At a scale of 1:1 billion, the geological map of the world reveals planetary scales of operation for the largest resource extraction nation on the planet whose foreign policy is borne from legacies as colony, as confederation, country, and now, as global resource empire. In its divine, legal power to separate surface rights from mineral rights, the royal domain of the government—the Crown—exercises supreme authority over 95% of its territory making it the biggest landlord in the world.
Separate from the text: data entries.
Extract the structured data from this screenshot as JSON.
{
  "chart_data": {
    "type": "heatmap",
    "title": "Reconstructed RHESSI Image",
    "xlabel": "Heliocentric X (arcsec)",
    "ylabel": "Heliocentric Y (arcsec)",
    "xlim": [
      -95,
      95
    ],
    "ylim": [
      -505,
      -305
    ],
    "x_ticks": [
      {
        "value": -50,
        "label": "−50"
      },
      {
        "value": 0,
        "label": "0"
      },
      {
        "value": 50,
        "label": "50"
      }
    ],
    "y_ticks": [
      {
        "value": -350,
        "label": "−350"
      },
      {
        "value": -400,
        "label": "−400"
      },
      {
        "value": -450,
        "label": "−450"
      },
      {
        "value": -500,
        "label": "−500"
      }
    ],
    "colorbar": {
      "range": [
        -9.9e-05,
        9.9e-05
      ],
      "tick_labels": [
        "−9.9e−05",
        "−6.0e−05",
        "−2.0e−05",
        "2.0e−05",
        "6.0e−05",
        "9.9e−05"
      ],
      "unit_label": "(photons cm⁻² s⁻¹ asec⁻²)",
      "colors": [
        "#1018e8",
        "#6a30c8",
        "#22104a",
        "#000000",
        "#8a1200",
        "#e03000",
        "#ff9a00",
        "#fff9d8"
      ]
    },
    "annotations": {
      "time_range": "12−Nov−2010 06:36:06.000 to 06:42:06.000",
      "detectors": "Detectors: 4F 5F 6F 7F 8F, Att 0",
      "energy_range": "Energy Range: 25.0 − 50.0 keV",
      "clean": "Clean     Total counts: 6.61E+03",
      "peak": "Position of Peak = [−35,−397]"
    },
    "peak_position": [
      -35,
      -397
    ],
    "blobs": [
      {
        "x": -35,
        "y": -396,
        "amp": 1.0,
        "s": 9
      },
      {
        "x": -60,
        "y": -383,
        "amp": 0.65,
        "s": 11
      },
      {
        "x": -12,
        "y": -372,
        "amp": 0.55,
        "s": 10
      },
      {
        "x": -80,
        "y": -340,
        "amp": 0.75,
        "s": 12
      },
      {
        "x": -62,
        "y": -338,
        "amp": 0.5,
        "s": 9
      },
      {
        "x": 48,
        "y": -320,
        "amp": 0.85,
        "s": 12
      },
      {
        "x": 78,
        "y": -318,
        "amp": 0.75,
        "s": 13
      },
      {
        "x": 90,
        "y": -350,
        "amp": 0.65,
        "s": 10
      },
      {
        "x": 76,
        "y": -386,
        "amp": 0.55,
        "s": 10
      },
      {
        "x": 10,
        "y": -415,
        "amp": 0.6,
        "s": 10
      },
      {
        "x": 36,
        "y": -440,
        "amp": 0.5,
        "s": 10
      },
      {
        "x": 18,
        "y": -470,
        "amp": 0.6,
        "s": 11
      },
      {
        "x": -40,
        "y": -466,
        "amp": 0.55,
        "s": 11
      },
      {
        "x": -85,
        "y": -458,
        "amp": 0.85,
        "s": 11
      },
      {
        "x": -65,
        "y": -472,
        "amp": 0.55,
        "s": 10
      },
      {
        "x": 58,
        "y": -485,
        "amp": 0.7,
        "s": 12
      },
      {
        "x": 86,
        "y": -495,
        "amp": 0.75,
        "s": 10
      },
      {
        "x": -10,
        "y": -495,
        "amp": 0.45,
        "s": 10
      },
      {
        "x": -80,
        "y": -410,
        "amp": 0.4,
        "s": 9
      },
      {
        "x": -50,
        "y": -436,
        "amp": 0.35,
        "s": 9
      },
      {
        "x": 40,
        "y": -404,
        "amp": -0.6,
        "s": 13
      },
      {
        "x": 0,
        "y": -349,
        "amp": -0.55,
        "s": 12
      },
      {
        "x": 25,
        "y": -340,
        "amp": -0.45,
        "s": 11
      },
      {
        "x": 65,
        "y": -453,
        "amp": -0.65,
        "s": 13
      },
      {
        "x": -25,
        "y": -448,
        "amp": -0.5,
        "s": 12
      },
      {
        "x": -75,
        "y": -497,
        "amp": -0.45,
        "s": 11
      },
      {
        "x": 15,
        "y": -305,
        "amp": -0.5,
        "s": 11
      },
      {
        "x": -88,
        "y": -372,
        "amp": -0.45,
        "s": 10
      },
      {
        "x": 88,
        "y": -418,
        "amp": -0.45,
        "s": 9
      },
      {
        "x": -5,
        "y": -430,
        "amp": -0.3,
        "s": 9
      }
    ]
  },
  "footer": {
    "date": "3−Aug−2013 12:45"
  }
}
Not surprisingly, its coat-of-arms, commonwealth, constitution, even its parliament building look practically the same, it shares the same Head of State—Queen Elizabeth II. As the last remaining royal monarchy in the Americas, Canada is the brainchild of Queen Victoria II, the most powerful woman in history, who grew the British Empire to unprecedented magnitude in late 19th century.
Home to over 75% of the planet’s prospecting and mining companies thanks to the Toronto Stock Exchange, nearly half of the 20,000 mining projects in the world shape the global image of Canada’s vast underground states of mineral wealth that edify the power of the Crown shining on the surface of the State. At 1 part per billion, the gold ore of lining open pit mines not only face the sky, they open a lens on the paper world of lands, leases, and laws, as well as the material world of mines, minerals, and markets, and the grounded world of tribes, treaties, and territories. Reporting from the edge of this emerging empire, what forces drive extractive policies that lead to systemic inequalities and how can cycles of geospatial domination be weakened?
If extraction has defined Canada for the past 800 years since the British Magna Carta—then exchange will revolutionize its future from the 22nd century onwards. Marking #TheLastVictoriaDay on May 25th 2016, the quintessential, territorial instrument of exploration, excavation, and extraction—the survey stake—will be driven into the heart of empires, under the Pines and Planes, at the junction of the UK, France, and Canada Pavilions in the Giardini of the Venice Biennale. Exposing the tensions, frictions, and resistances between map and territory, this counter-monument forged in pure gold will then be gifted to the Sovereign in a declarative gesture of retrocession and independence, #CrownNoMore at the close of the Biennale on November 27th 2016, the eve of Canada's 150th Anniversary of Confederation. Retroactively, 800 years of empire building unfold below grade in a short film of 800 images from 800 contributors in 800 seconds.
By miniaturizing this extensive history in a personal experience, this inverted territorial intervention magnifies territorial realities at a scale of 1:1 to elicit a deeper discourse on the complex ecologies and vast geopolitics of resource extraction. Disentangling and reconfiguring synergies between life, law, and land, a manifesto resource urbanism reimagines the surface of the state towards the 22nd century.
A portion of the proceeds of the exhibition will be invested in the reclamation of a contaminated gold mine in Sardinia formerly operated and then abandoned by Canadian mining company Buffalo Gold following the global economic crisis in 2009. Outstanding proceeds will be shared with territorial organizations in Canada where matters of resource extraction and land-based livelihoods are vital for the future.